A stone is aimed at a cliff of height h with an initial speed of v = 36.0 m/s directed 75.0° above the horizontal, as shown in the Figure below by the arrow. The stone strikes at A, 6.25 s after launching. What is the height of the cliff?
To find the height of the cliff (h), we can use the equations of projectile motion.

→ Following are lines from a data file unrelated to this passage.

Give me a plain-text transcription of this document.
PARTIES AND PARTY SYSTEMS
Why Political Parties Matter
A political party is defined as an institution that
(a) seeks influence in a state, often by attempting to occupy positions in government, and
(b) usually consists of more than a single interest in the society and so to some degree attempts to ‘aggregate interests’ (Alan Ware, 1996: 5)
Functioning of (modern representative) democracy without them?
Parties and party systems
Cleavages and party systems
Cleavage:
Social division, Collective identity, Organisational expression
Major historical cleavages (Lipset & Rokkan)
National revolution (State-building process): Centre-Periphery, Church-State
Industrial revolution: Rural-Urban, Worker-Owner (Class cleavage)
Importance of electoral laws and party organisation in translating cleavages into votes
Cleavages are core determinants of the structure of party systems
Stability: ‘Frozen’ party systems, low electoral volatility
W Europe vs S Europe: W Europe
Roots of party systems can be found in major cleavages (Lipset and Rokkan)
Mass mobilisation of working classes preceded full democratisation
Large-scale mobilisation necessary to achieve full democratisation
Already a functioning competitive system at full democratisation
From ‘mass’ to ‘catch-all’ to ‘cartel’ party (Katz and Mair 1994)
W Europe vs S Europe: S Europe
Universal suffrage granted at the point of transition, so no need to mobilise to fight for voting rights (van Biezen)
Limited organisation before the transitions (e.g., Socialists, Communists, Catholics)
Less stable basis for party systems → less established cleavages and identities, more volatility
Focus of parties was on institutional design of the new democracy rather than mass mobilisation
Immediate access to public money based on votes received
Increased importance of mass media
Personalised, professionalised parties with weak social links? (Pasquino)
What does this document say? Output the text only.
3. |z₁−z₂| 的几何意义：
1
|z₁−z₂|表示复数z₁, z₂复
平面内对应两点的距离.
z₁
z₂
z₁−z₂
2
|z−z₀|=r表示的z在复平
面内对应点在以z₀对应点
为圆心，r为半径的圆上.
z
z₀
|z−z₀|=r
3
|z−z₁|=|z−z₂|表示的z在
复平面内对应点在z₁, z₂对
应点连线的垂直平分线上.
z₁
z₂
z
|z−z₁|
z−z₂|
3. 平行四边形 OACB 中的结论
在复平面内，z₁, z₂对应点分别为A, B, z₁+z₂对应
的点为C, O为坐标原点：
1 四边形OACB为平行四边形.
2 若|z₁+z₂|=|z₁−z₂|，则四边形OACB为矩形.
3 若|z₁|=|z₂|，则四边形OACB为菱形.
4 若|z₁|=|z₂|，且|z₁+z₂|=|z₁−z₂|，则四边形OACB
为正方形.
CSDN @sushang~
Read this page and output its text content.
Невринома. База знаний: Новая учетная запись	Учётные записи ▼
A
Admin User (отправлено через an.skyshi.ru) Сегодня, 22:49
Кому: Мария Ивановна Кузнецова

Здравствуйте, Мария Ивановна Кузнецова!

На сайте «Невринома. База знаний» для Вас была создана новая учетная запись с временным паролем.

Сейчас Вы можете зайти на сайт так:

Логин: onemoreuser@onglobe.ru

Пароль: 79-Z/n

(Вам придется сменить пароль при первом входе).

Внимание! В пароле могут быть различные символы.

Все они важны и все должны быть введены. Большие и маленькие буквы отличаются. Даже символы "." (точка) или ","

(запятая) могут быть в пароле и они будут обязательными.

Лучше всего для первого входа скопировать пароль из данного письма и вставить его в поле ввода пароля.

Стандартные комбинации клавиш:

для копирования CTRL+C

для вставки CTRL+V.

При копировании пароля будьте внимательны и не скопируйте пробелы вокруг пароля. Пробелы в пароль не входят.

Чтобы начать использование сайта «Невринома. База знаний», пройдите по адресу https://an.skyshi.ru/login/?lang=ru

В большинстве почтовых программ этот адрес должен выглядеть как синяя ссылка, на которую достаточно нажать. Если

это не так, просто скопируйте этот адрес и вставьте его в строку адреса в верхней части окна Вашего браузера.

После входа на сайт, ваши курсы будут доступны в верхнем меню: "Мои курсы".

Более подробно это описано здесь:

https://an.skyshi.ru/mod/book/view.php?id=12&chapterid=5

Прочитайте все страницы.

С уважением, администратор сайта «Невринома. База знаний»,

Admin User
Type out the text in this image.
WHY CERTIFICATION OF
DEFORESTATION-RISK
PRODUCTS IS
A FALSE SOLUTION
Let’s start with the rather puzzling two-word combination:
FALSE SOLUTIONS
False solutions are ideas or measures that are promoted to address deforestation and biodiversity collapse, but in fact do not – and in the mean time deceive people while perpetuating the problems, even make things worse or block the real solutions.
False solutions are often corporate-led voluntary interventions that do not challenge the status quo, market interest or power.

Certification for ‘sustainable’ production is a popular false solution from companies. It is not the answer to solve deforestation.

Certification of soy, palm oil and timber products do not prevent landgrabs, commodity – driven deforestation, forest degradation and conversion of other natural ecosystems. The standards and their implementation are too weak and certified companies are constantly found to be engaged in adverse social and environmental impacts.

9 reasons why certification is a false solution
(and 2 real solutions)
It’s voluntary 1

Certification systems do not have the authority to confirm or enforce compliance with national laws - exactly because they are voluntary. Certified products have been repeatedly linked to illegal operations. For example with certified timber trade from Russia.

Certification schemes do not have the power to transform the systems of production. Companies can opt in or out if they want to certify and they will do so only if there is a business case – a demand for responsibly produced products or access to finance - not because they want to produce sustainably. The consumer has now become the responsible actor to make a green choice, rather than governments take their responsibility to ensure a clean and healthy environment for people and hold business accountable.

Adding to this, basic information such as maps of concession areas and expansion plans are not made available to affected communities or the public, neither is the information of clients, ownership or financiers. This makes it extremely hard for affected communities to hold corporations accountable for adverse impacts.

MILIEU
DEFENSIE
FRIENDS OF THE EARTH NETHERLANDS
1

First, let's analyze the motion in the horizontal (x) direction. The horizontal velocity (Vx) remains constant throughout the motion. We can find Vx using the formula:
Vx = v * cosθ
where:
v = initial speed = 36.0 m/s
θ = launch angle = 75.0°
Vx = 36.0 * cos(75.0°)
Vx ≈ 9.19 m/s
Next, let's analyze the motion in the vertical (y) direction. The vertical velocity (Vy) changes due to gravity. We can find Vy using the formula:
Vy = v * sinθ
Vy = 36.0 * sin(75.0°)
Vy ≈ 34.78 m/s
Now, we can find the time it takes for the stone to reach point A (6.25 seconds). Since the time of flight is the same for both the x and y directions, we can use the y-direction to find the time of flight (t) using the formula:
y = Vy * t + (1/2) * g * t^2
where:
y = direction in the y-direction = height of the cliff = h
g = acceleration due to gravity ≈ 9.8 m/s^2
h = Vy * t - (1/2) * g * t^2
Rearranging the equation, we get:
(1/2) * g * t^2 - Vy * t + h = 0
We know the time of flight (t = 6.25 s), so substituting the values:
(1/2) * 9.8 * (6.25)^2 - 34.78 * 6.25 + h = 0
Finally, solving the equation for h will give us the height of the cliff.